Once you have word embeddings, you will want to create document embeddings. To create a document embedding, take all the word embeddings of the document and use cosine similarity to combine the dimensions into a single representation with the same number of dimensions.

Cosine similarity combines two vectors by calculating the cosine of the angle between them and multiplying by the length of the side not participating in the cosine calculation.

Cosine similarity is a nice way to explain it visually, but there is an algebraic isomorphism using dot products of normalised vectors.

This algorithm combines word embeddings into document embeddings:

Create an empty embedding (where all values are 0) called A. This is our aggregate.
For each word embedding, w:
1. normalise w;
2. for each value in A, add the corresponding value in w (add the first number in A to the first number in w, the second number in A to the second number in w, and so on).
Divide each value in A by the number of words used to calculate it.

To normalise a word embedding, take the square root of the sum of each value’s square (let’s call it n); then divide each value in the embedding by n.

This is the implementation used by fastText. However we have tweaked the algorithm to make use of tf–idf. tf–idf weights words that are considered important. A word is considered important if its frequency within the corpus is low compared to its frequency within a document. Since words like ‘a’ occur throughout the corpus, it is weighted low; whereas a word like ‘theft’ will be weighted higher, because it occurs only in a subset of documents within the corpus.

Calculating the distance between document embeddings

The final puzzle piece is to quantify how similar documents are based on their document embeddings. The distance between two documents is used as an indication of how similar they are. Documents that are close together are more similar than those that are further away.

To calculate the distance between two document embeddings, Cosine Similarity can be used again.

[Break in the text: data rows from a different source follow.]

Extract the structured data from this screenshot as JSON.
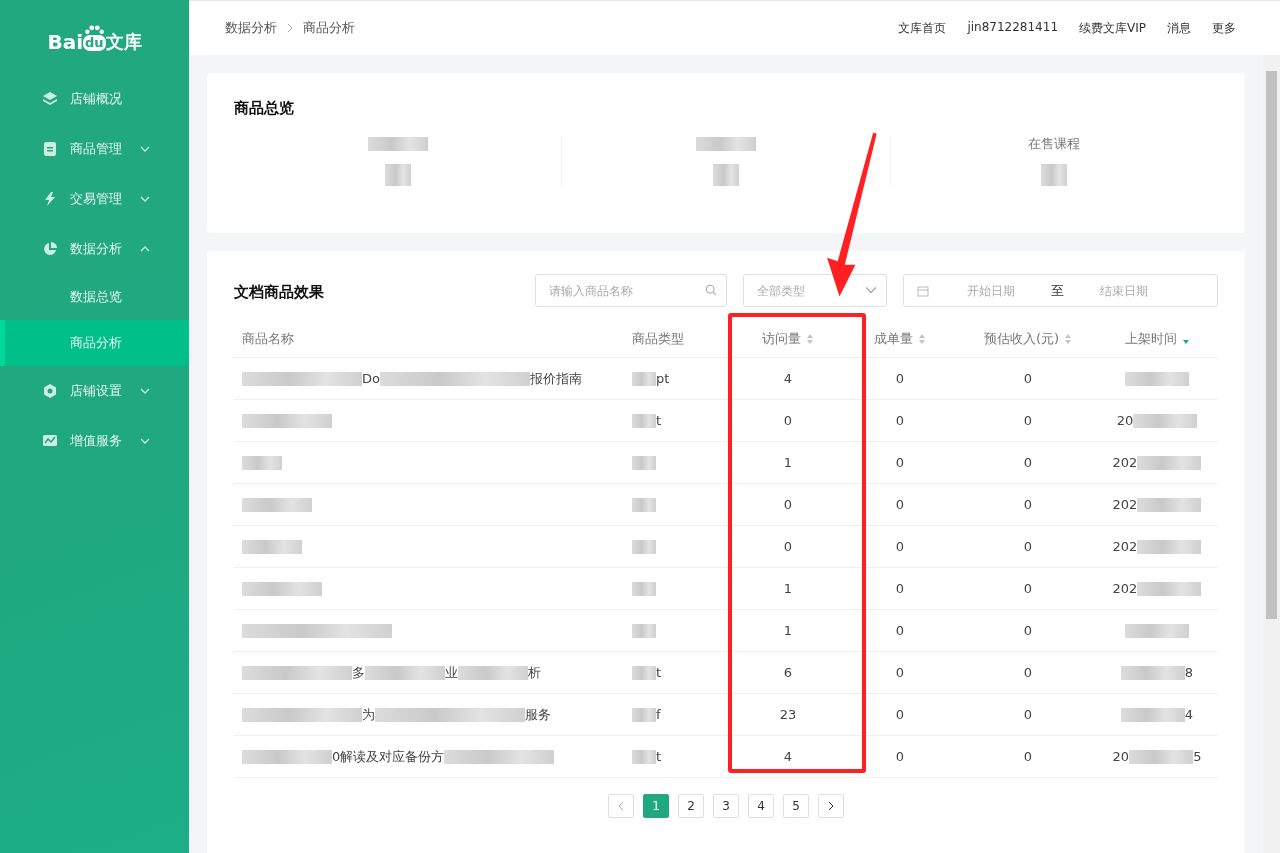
{
  "sidebar": {
    "logo": {
      "latin": "Bai",
      "badge": "du",
      "cjk": "文库"
    },
    "items": [
      {
        "label": "店铺概况"
      },
      {
        "label": "商品管理",
        "expanded": false
      },
      {
        "label": "交易管理",
        "expanded": false
      },
      {
        "label": "数据分析",
        "expanded": true,
        "children": [
          {
            "label": "数据总览",
            "selected": false
          },
          {
            "label": "商品分析",
            "selected": true
          }
        ]
      },
      {
        "label": "店铺设置",
        "expanded": false
      },
      {
        "label": "增值服务",
        "expanded": false
      }
    ]
  },
  "breadcrumb": [
    "数据分析",
    "商品分析"
  ],
  "top_links": [
    "文库首页",
    "jin8712281411",
    "续费文库VIP",
    "消息",
    "更多"
  ],
  "overview": {
    "title": "商品总览",
    "stats": [
      {
        "label": [
          {
            "kind": "blur"
          }
        ],
        "value": [
          {
            "kind": "blur"
          }
        ]
      },
      {
        "label": [
          {
            "kind": "blur"
          }
        ],
        "value": [
          {
            "kind": "blur"
          }
        ]
      },
      {
        "label": [
          {
            "kind": "text",
            "text": "在售课程"
          }
        ],
        "value": [
          {
            "kind": "blur"
          }
        ]
      }
    ]
  },
  "results": {
    "title": "文档商品效果",
    "search": {
      "placeholder": "请输入商品名称"
    },
    "type_select": {
      "placeholder": "全部类型"
    },
    "date_range": {
      "start_placeholder": "开始日期",
      "separator": "至",
      "end_placeholder": "结束日期"
    },
    "columns": [
      {
        "label": "商品名称",
        "sortable": false,
        "highlighted": false
      },
      {
        "label": "商品类型",
        "sortable": false,
        "highlighted": false
      },
      {
        "label": "访问量",
        "sortable": true,
        "sorted": false,
        "highlighted": true
      },
      {
        "label": "成单量",
        "sortable": true,
        "sorted": false,
        "highlighted": false
      },
      {
        "label": "预估收入(元)",
        "sortable": true,
        "sorted": false,
        "highlighted": false
      },
      {
        "label": "上架时间",
        "sortable": true,
        "sorted": true,
        "highlighted": false
      }
    ],
    "rows": [
      {
        "name": [
          {
            "kind": "blur"
          },
          {
            "kind": "text",
            "text": "Do"
          },
          {
            "kind": "blur"
          },
          {
            "kind": "text",
            "text": "报价指南"
          }
        ],
        "type": [
          {
            "kind": "blur"
          },
          {
            "kind": "text",
            "text": "pt"
          }
        ],
        "visits": "4",
        "orders": "0",
        "revenue": "0",
        "date": [
          {
            "kind": "blur"
          }
        ]
      },
      {
        "name": [
          {
            "kind": "blur"
          }
        ],
        "type": [
          {
            "kind": "blur"
          },
          {
            "kind": "text",
            "text": "t"
          }
        ],
        "visits": "0",
        "orders": "0",
        "revenue": "0",
        "date": [
          {
            "kind": "text",
            "text": "20"
          },
          {
            "kind": "blur"
          }
        ]
      },
      {
        "name": [
          {
            "kind": "blur"
          }
        ],
        "type": [
          {
            "kind": "blur"
          }
        ],
        "visits": "1",
        "orders": "0",
        "revenue": "0",
        "date": [
          {
            "kind": "text",
            "text": "202"
          },
          {
            "kind": "blur"
          }
        ]
      },
      {
        "name": [
          {
            "kind": "blur"
          }
        ],
        "type": [
          {
            "kind": "blur"
          }
        ],
        "visits": "0",
        "orders": "0",
        "revenue": "0",
        "date": [
          {
            "kind": "text",
            "text": "202"
          },
          {
            "kind": "blur"
          }
        ]
      },
      {
        "name": [
          {
            "kind": "blur"
          }
        ],
        "type": [
          {
            "kind": "blur"
          }
        ],
        "visits": "0",
        "orders": "0",
        "revenue": "0",
        "date": [
          {
            "kind": "text",
            "text": "202"
          },
          {
            "kind": "blur"
          }
        ]
      },
      {
        "name": [
          {
            "kind": "blur"
          }
        ],
        "type": [
          {
            "kind": "blur"
          }
        ],
        "visits": "1",
        "orders": "0",
        "revenue": "0",
        "date": [
          {
            "kind": "text",
            "text": "202"
          },
          {
            "kind": "blur"
          }
        ]
      },
      {
        "name": [
          {
            "kind": "blur"
          }
        ],
        "type": [
          {
            "kind": "blur"
          }
        ],
        "visits": "1",
        "orders": "0",
        "revenue": "0",
        "date": [
          {
            "kind": "blur"
          }
        ]
      },
      {
        "name": [
          {
            "kind": "blur"
          },
          {
            "kind": "text",
            "text": "多"
          },
          {
            "kind": "blur"
          },
          {
            "kind": "text",
            "text": "业"
          },
          {
            "kind": "blur"
          },
          {
            "kind": "text",
            "text": "析"
          }
        ],
        "type": [
          {
            "kind": "blur"
          },
          {
            "kind": "text",
            "text": "t"
          }
        ],
        "visits": "6",
        "orders": "0",
        "revenue": "0",
        "date": [
          {
            "kind": "blur"
          },
          {
            "kind": "text",
            "text": "8"
          }
        ]
      },
      {
        "name": [
          {
            "kind": "blur"
          },
          {
            "kind": "text",
            "text": "为"
          },
          {
            "kind": "blur"
          },
          {
            "kind": "text",
            "text": "服务"
          }
        ],
        "type": [
          {
            "kind": "blur"
          },
          {
            "kind": "text",
            "text": "f"
          }
        ],
        "visits": "23",
        "orders": "0",
        "revenue": "0",
        "date": [
          {
            "kind": "blur"
          },
          {
            "kind": "text",
            "text": "4"
          }
        ]
      },
      {
        "name": [
          {
            "kind": "blur"
          },
          {
            "kind": "text",
            "text": "0解读及对应备份方"
          },
          {
            "kind": "blur"
          }
        ],
        "type": [
          {
            "kind": "blur"
          },
          {
            "kind": "text",
            "text": "t"
          }
        ],
        "visits": "4",
        "orders": "0",
        "revenue": "0",
        "date": [
          {
            "kind": "text",
            "text": "20"
          },
          {
            "kind": "blur"
          },
          {
            "kind": "text",
            "text": "5"
          }
        ]
      }
    ],
    "pagination": [
      {
        "label": "1",
        "selected": true
      },
      {
        "label": "2",
        "selected": false
      },
      {
        "label": "3",
        "selected": false
      },
      {
        "label": "4",
        "selected": false
      },
      {
        "label": "5",
        "selected": false
      }
    ]
  },
  "annotation": {
    "kind": "arrow_and_box"
  }
}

This time, the vectors of the document embeddings are collapsed to a single value between 0 and 1. Identical documents have the value 1, completely orthogonal documents have the value 0.

We use a library called Faiss, created by Facebook Research, to store and query document embeddings. This is very fast, and you can query multiple input embeddings simultaneously.

And finally…

This post describes some of the major components used in Case Genie and delves a little into the concepts and some of the algorithms; but there is a lot more that I don’t have time to cover: specifically, how do we prepare the text of the corpus for training the model? I will cover that in another post.